En Mitera tenían acogidos a huérfanos o niños de familias rotas o muy pobres. Las alumnas primero aprendían con muñecos de plástico y después pasaban a los niños de verdad. Cuentan las crónicas que el primer día en que tuvo que limpiar «caca humana», como hubiera dicho Tino, lo hizo sin ninguna muestra de repugnancia y con absoluta profesionalidad. Le cogió mucho cariño a un huérfano que se llamaba Bunny y buscó para él una buena familia finlandesa.
Y luego, nueve meses después de que pasara por Atenas la VI Flota Norteamericana, nació el negrito Joe. Sofía también consiguió para él una familia: un médico norteamericano negro casado con una griega. A Bunny y a Joe, Sofía los llamaba «mis niños».
Sus profesores destacaban siempre en la basilisa su disciplina y lo responsable que era. Ni en Salem ni en Mitera se señaló que fuera una alumna popular entre sus compañeras; yo creo que si se omitió esa característica en esas referencias llenas de elogios es porque Sofía no resultaba demasiado sociable. Seguía siendo muy reservada y silenciosa.
Una vez más, los cronistas solo hablan de una amiga de aquella época, Joanna Ravanni, a la que continuó viendo después de casada, ya que se la llevó a España para que cuidara a sus hijos, lo que da buena cuenta de la naturaleza de esta «amistad». Sus principales amigos seguían siendo sus hermanos y su prima Tatiana.

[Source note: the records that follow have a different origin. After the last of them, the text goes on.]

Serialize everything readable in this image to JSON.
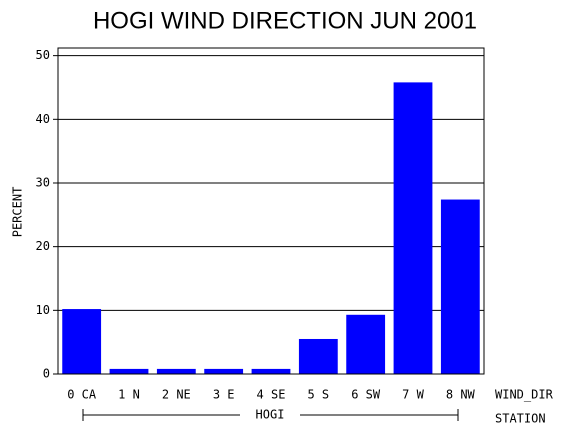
{
  "chart_data": {
    "type": "bar",
    "title": "HOGI WIND DIRECTION JUN 2001",
    "y_label": "PERCENT",
    "x_label": "WIND_DIR",
    "group_axis_label": "STATION",
    "group": "HOGI",
    "categories": [
      "0 CA",
      "1 N",
      "2 NE",
      "3 E",
      "4 SE",
      "5 S",
      "6 SW",
      "7 W",
      "8 NW"
    ],
    "values": [
      10.2,
      0.8,
      0.8,
      0.8,
      0.8,
      5.5,
      9.3,
      45.8,
      27.4
    ],
    "color": "#0000ff",
    "ylim": [
      0,
      51.2
    ],
    "yticks": [
      0,
      10,
      20,
      30,
      40,
      50
    ],
    "grid": true
  }
}
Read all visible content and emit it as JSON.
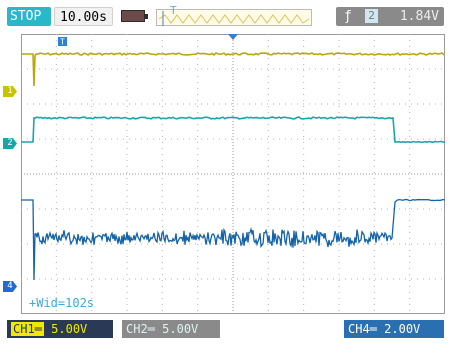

Los fines de semana los dedicaba a excavar con su profesora Teofanos Arvanitopoulos y con Irene, que había ido creciendo y había dejado de ser el último «monito», como la llamaba su madre, de la casa. La afición común igualaba a las dos hermanas, que se dedicaban a llenar la casa de cacharros; ¡eran capaces de estar varias horas inclinadas sobre un trozo de cerámica que el resto de la humanidad hubiera tirado tranquilamente a la basura! Incluso escribieron dos libritos, Miscelánea arqueológica y La cerámica de Decelia, que la madre regalaba, orgullosa, a las visitas. También fue a Sofía a la que se le ocurrió que sus excompañeros de Salem podrían ir en verano a ayudar a reconstruir los tesoros arqueológicos destruidos por el terremoto, y también «militariza» a las guías helenas y a los boy scouts con el mismo fin.